Le projet de créer un réseau thématique national pluridisciplinaire pérenne calqué sur le modèle du chantier scientifique de Notre-Dame pour intervenir sur d’autres monuments, est d’ailleurs en cours d’évaluation. Ce réseau regrouperait des compétences scientifiques et de restauration complémentaires avec des groupes de travail spécialisés sur des thématiques spécifiques (décor, vitraux, etc.). « Si l’on travaille sur une cathédrale comme celle de Reims ou d’Amiens, qui possèdent des portails encore plus imposants que ceux de Notre-Dame, il serait dommage de ne pas profiter de l'expertise acquise pendant ces cinq derniers années », souligne Dany Sandron.

 

Prise de mesures sur le modèle Modèle 3D d'un chapiteau de la cathédrale Notre-Dame issu de la numérisation par scanner laser ©Grégory Chaumet)

Rendre ces recherches accessibles au grand public

Une autre façon de valoriser la richesse du travail scientifique sur Notre-Dame a été pour les chercheurs de collaborer avec le laboratoire Modèles et simulations pour l’Architecture et le Patrimoine (CNRS/Ministère de la Culture) qui développe un "double numérique" de la cathédrale. « Leur projet européen vise à créer une sorte de jumeau numérique de l'édifice, où sera versée une grande quantité de données, comme des archives écrites, des photographies et des relevés numériques, pour rendre tout cela accessible et consultable par le grand public », explique Dany Sandron.

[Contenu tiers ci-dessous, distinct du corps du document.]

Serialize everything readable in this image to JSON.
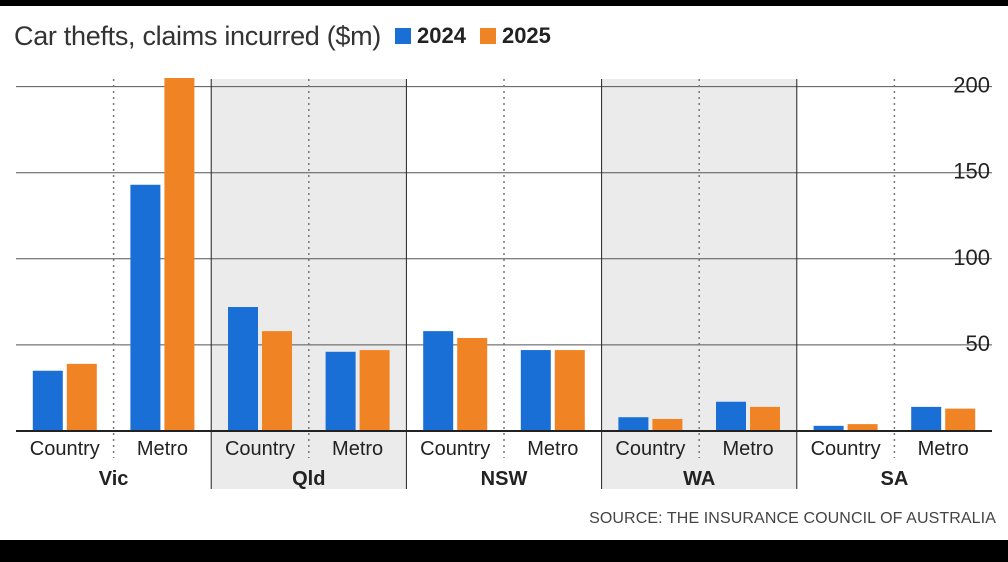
{
  "chart_data": {
    "type": "bar",
    "title": "Car thefts, claims incurred ($m)",
    "source": "SOURCE: THE INSURANCE COUNCIL OF AUSTRALIA",
    "ylim": [
      0,
      205
    ],
    "yticks": [
      "200",
      "150",
      "100",
      "50"
    ],
    "ytick_values": [
      200,
      150,
      100,
      50
    ],
    "legend_placement": "top, next to title",
    "series": [
      {
        "name": "2024",
        "color": "#1a6fd6"
      },
      {
        "name": "2025",
        "color": "#f08424"
      }
    ],
    "groups": [
      {
        "state": "Vic",
        "shaded": false,
        "categories": [
          {
            "label": "Country",
            "values": [
              35,
              39
            ]
          },
          {
            "label": "Metro",
            "values": [
              143,
              205
            ]
          }
        ]
      },
      {
        "state": "Qld",
        "shaded": true,
        "categories": [
          {
            "label": "Country",
            "values": [
              72,
              58
            ]
          },
          {
            "label": "Metro",
            "values": [
              46,
              47
            ]
          }
        ]
      },
      {
        "state": "NSW",
        "shaded": false,
        "categories": [
          {
            "label": "Country",
            "values": [
              58,
              54
            ]
          },
          {
            "label": "Metro",
            "values": [
              47,
              47
            ]
          }
        ]
      },
      {
        "state": "WA",
        "shaded": true,
        "categories": [
          {
            "label": "Country",
            "values": [
              8,
              7
            ]
          },
          {
            "label": "Metro",
            "values": [
              17,
              14
            ]
          }
        ]
      },
      {
        "state": "SA",
        "shaded": false,
        "categories": [
          {
            "label": "Country",
            "values": [
              3,
              4
            ]
          },
          {
            "label": "Metro",
            "values": [
              14,
              13
            ]
          }
        ]
      }
    ]
  }
}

Certaines modélisations 3D du décor de Notre-Dame réalisées par l’équipe ont également été mises en avant lors de l'exposition organisée à Sorbonne Abû Dhabi sur le chantier scientifique de la cathédrale. « Les scans et modélisations seront également réutilisés dans le cadre du futur musée de Notre-Dame, prévu dans une partie des locaux de l’Hôtel-Dieu. La réflexion est en cours, sous la direction du président de l’Institut national du patrimoine », explique Dany Sandron. Ce futur musée devrait inclure des œuvres présentées physiquement ainsi que des reconstitutions virtuelles et des éléments interactifs. « L'idée est d'utiliser les nouvelles technologies, comme les scans et les hologrammes, pour recréer des œuvres endommagées ou manquantes et ainsi offrir une vue d'ensemble complète de l’histoire et de l’architecture de la cathédrale. Ce type d’approche est particulièrement utile pour les fragments d’éléments décoratifs, difficilement compréhensibles en l’état », souligne le chercheur.

Alors que Notre-Dame s'apprête à rouvrir ses portes, les outils numériques et les approches novatrices expérimentées sur ce chantier pourraient bien marquer le début d’une nouvelle ère pour l’étude et la préservation du patrimoine. Cette cathédrale, symbole de résilience, est devenue, en quelques années, un laboratoire vivant où technologie et histoire s’entremêlent pour révéler des savoir-faire anciens et inspirer des méthodes futures.